Attaque au couteau à Nice : deux nouvelles garde à vue
01 nov. 2020 à 08:58 - mise à jour 01 nov. 2020 à 08:58Temps de lecture2 min
Par N.J.

Deux hommes ont été interpellés et placés en garde à vue samedi dans le cadre dans l'enquête sur l'attaque mortelle commise jeudi dans la basilique de Nice, a-t-on appris samedi de source judiciaire, rapporte dimanche BFM TV.

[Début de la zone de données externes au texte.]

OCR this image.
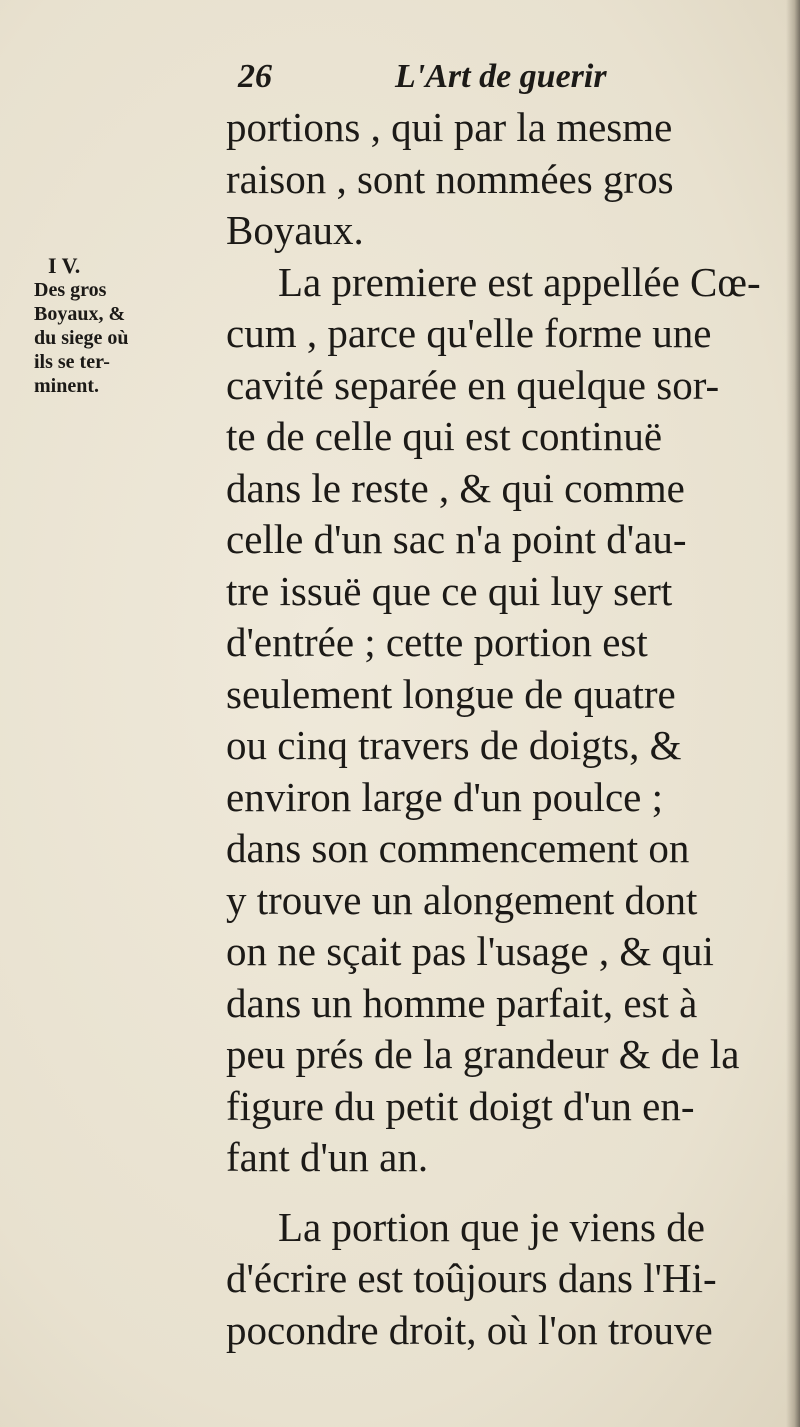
26	L'Art de guerir
I V.
Des gros
Boyaux, &
du siege où
ils se ter-
minent.
portions , qui par la mesme
raison , sont nommées gros
Boyaux.
La premiere est appellée Cœ-
cum , parce qu'elle forme une
cavité separée en quelque sor-
te de celle qui est continuë
dans le reste , & qui comme
celle d'un sac n'a point d'au-
tre issuë que ce qui luy sert
d'entrée ; cette portion est
seulement longue de quatre
ou cinq travers de doigts, &
environ large d'un poulce ;
dans son commencement on
y trouve un alongement dont
on ne sçait pas l'usage , & qui
dans un homme parfait, est à
peu prés de la grandeur & de la
figure du petit doigt d'un en-
fant d'un an.
La portion que je viens de
d'écrire est toûjours dans l'Hi-
pocondre droit, où l'on trouve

Selon la chaîne d'information, les deux hommes, l'un âgé de 63 ans, l'autre de 25 ans, sont originaires de Grasse en Alpes-Maritimes et ont cotoyé le principal suspect de l'attaque.

D'autres gardes à vue

Trois autres suspects étaient toujours en garde à vue dimanche: un homme de 47 ans, arrêté jeudi soir après avoir été vu aux côtés de l'agresseur sur des images de vidéosurveillance la veille de l'attaque, et un individu de 35 ans, interpellé vendredi à Nice pour avoir été en contact avec Brahim Issaoui.

Le cousin du deuxième suspect, âgé de 33 ans, présent à son domicile au moment d'une perquisition des policiers, a aussi été arrêté.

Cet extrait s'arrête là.